Heard that the Cold is Comin'

This is New England and the meteorologists are revving up for the winter. Cold cold temperatures are predicted. The real feel is stressed—and that will be much lower than the actual temperature.

Why has New England fallen under the spell of the local weather forecasters? They are our seers—dispensing tales of horrific possibilities in winter and blistering days during the summer. They live for the highs and lows and lull us into belief.

"You can see the snow coming at us. " "We're watching those weekend storms. We'll keep you posted."

"Temperatures continue to tumble." "A shot of cold air." "Area of low pressure is moving ." "Gale warning tonight." "Sunday a storm is approaching us—we have to watch and see how it materializes. We have to watch it closely."

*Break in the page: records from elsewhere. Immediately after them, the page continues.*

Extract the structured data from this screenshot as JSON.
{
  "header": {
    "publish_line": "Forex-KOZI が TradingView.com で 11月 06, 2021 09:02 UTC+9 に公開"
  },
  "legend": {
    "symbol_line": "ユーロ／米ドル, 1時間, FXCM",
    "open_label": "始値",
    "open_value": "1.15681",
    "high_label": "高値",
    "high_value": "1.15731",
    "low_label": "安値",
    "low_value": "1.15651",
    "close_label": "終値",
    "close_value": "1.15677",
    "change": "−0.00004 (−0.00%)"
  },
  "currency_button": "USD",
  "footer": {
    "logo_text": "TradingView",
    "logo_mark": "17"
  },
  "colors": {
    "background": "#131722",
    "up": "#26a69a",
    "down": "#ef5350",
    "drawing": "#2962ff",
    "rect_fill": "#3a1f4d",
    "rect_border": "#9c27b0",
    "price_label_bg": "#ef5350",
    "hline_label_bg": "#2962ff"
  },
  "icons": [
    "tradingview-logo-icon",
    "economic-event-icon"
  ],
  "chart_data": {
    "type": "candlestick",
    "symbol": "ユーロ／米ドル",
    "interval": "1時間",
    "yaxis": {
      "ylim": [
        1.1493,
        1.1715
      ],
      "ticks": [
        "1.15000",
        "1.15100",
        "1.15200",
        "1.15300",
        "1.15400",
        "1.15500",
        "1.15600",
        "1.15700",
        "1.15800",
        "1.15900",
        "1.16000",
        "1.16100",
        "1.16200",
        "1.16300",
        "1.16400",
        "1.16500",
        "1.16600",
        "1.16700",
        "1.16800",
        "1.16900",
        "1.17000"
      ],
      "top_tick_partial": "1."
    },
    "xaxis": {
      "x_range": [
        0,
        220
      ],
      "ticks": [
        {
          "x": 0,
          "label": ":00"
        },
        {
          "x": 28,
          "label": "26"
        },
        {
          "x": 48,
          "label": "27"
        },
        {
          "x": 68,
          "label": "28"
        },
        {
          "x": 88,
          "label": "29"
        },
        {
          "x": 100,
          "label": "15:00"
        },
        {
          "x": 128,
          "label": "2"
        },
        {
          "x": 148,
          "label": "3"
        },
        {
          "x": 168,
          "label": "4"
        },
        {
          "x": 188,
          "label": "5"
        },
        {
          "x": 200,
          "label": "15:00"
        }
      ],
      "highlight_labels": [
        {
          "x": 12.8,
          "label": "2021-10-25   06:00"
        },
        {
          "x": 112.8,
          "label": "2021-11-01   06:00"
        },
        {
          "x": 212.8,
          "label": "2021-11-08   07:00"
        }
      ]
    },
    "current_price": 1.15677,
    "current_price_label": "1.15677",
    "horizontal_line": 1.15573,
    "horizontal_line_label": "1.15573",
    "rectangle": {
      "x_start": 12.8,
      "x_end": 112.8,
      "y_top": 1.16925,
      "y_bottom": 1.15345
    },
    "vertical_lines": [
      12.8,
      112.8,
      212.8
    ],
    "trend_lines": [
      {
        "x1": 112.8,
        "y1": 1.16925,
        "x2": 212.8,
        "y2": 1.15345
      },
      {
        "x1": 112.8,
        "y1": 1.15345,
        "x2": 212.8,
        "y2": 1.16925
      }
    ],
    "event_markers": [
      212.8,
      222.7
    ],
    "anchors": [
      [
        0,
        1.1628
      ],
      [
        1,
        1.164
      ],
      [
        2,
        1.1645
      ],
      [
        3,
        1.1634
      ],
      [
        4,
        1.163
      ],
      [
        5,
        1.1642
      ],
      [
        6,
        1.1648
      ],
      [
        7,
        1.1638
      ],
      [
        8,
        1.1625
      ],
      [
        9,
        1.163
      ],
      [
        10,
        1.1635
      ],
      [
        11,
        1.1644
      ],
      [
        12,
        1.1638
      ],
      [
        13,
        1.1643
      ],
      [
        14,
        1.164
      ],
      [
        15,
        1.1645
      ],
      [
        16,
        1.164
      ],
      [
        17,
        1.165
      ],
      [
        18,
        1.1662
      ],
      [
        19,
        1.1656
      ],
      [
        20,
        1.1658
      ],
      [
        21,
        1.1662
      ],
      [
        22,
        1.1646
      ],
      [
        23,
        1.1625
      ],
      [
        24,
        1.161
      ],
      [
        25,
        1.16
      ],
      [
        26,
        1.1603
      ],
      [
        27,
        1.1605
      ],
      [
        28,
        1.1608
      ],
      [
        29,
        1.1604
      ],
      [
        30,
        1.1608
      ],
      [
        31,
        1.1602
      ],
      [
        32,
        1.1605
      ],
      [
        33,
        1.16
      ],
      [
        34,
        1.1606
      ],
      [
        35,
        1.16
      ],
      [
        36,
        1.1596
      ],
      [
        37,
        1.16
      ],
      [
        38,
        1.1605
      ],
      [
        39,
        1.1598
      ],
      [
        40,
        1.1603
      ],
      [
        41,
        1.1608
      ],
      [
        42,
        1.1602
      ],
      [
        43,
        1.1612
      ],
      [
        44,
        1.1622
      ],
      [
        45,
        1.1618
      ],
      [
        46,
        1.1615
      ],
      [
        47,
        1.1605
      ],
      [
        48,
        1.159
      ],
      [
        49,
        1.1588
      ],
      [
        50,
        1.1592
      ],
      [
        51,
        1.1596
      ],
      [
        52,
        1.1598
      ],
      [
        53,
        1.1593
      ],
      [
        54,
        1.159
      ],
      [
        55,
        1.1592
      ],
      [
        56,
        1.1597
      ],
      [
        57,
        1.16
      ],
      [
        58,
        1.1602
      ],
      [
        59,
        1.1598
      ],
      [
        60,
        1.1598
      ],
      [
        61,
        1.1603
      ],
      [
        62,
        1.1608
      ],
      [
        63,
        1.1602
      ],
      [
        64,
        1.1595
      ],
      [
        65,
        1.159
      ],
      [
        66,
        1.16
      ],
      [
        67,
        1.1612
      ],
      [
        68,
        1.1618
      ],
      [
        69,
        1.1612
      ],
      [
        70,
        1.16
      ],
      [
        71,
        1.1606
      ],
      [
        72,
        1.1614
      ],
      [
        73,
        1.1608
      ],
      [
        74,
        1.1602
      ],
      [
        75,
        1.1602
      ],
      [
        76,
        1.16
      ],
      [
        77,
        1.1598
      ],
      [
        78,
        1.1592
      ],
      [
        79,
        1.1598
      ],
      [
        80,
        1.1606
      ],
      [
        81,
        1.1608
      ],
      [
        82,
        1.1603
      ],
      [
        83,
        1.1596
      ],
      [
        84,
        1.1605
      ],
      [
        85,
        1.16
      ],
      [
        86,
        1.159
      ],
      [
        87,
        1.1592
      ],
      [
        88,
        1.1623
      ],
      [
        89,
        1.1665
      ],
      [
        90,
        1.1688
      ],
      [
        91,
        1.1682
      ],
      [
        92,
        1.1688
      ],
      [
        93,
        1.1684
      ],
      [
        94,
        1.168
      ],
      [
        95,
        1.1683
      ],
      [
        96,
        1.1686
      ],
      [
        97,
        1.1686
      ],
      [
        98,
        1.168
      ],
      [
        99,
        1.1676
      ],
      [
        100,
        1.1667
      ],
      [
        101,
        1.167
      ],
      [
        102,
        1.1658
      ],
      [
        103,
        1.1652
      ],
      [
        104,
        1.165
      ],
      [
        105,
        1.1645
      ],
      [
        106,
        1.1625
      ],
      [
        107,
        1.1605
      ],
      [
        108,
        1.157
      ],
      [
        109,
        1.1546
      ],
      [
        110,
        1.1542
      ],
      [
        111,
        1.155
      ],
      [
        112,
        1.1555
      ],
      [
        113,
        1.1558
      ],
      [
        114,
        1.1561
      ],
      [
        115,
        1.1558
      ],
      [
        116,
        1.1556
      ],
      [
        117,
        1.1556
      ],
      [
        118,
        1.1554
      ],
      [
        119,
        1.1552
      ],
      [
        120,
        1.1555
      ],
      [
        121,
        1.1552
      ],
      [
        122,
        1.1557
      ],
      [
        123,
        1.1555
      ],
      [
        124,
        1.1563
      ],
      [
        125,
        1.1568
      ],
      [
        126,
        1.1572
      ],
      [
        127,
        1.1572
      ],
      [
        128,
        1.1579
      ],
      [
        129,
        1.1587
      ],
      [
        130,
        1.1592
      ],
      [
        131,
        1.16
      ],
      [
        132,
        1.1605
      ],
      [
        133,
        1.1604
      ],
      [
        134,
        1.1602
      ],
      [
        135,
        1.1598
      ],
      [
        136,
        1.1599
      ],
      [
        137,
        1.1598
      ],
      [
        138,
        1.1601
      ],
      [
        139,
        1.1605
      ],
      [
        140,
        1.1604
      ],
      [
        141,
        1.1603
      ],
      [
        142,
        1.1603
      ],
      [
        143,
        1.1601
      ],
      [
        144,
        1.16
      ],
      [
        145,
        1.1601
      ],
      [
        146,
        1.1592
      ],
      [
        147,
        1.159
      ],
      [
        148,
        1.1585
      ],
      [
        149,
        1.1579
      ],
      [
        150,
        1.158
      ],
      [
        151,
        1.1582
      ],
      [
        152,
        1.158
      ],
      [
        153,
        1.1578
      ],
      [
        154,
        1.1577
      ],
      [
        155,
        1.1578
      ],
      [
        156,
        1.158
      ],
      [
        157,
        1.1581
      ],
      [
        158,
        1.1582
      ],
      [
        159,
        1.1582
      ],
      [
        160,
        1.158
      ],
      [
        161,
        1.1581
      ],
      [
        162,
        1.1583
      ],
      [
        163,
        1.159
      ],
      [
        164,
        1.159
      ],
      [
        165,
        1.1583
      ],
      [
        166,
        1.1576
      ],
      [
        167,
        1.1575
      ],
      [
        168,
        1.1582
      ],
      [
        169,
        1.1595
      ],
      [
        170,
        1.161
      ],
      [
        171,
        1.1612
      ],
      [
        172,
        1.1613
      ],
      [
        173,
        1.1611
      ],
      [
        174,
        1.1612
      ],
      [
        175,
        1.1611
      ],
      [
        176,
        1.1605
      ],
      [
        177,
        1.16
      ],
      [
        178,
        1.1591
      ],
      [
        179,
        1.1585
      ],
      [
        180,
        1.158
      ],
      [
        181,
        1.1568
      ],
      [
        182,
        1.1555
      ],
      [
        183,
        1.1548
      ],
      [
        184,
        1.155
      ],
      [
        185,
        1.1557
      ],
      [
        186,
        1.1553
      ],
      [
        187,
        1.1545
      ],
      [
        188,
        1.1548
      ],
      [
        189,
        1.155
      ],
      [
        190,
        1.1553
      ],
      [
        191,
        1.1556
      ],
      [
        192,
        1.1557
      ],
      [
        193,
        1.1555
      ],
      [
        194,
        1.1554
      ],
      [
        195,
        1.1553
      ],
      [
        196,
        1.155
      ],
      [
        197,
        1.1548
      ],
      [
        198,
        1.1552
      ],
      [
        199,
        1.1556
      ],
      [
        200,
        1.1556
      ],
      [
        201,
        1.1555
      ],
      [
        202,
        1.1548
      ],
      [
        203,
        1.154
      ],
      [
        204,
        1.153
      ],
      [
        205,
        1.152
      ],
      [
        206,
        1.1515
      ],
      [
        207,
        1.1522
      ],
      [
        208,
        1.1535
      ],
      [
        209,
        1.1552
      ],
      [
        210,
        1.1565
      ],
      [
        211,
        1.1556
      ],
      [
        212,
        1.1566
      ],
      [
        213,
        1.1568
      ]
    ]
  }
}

I think that these birds listened to tonight's weather report and panicked.

Monday, November 26, 2007


I looked for the photo because my phone rang this afternoon and someone said —"Are you..."

I hadn't seen or spoken to Miriam for decades.

Over the years I’ve recalled this trip. It took some convincing to assure someone who had never hiked that she would love hiking up Little Stony Man Cliffs—really a large rocky hill. We had five children between us—I took this photo when we all reached the top. With a successful first ascent everyone was up for another foray. We selected Dark Hollow Falls and hiked down until we found a calm, shallow pool.

But, with little warning and a sky that changed and darkened we altered our plans. The rain started quickly—no drizzle first, just sheets of pelting rain. We found some sort of shelter under a protruding rock. No one complained because this fell under the rubric of adventure. Finally the rain stopped and we walked back to the parking lot—bedraggled, wet and a little chilled. It seemed like the best plan included hot chocolate and dry clothes.

Because this was a day hike and the weather prediction was for fair weather we didn’t pack any extra clothes. We headed for the camp store and purchased a Shenandoah shirt for everyone and then found the laundry and dried shorts and socks. I recall that Miriam and I still had wet clothes—I took off my clothes, stayed in the bathroom while Miriam dried my clothes and then she took her turn in the stall. With all of us in a quasi dry-to-dry state we headed for the promised hot chocolates.

My memory of the day is so clear, but I wonder what—if any part of the day—each of the other people in the photo recalls.

“Do you remember the day at Shenandoah?”
“Yes,” say Miriam. “We bought everyone a tee-shirt.”

A City Perspective

I grew up in a city, lived in an apartment building, traveled subways, walked miles and miles on urban streets and I always need to return to the city— if only to order an inner compass. I don’t enjoy vacationing in cities and can’t tolerate the maze of traffic. When I travel I want to find new paths, canyon orange and hiking trails.

When I go into the city it’s because it taps into familiar territory. We lived in an apartment building snuggled between two other apartment buildings. At the end of the block we had a real butcher shop where my grandmother bought her chickens.

In East Cambridge there’s a wonderful butcher shop that advertises Fresh Killed Chickens.

In suburbia no one paints murals on the side of a building. Walk around Cambridge or Somerville and brick walls make great canvases. In my Bronx neighborhood there were always the graffiti artists with their bubble letters forming personal tags.

Tuesday, November 06, 2007


Tributaries —paths you take.
Ever wonder about the paths you've chosen or the ones you decided to ignore?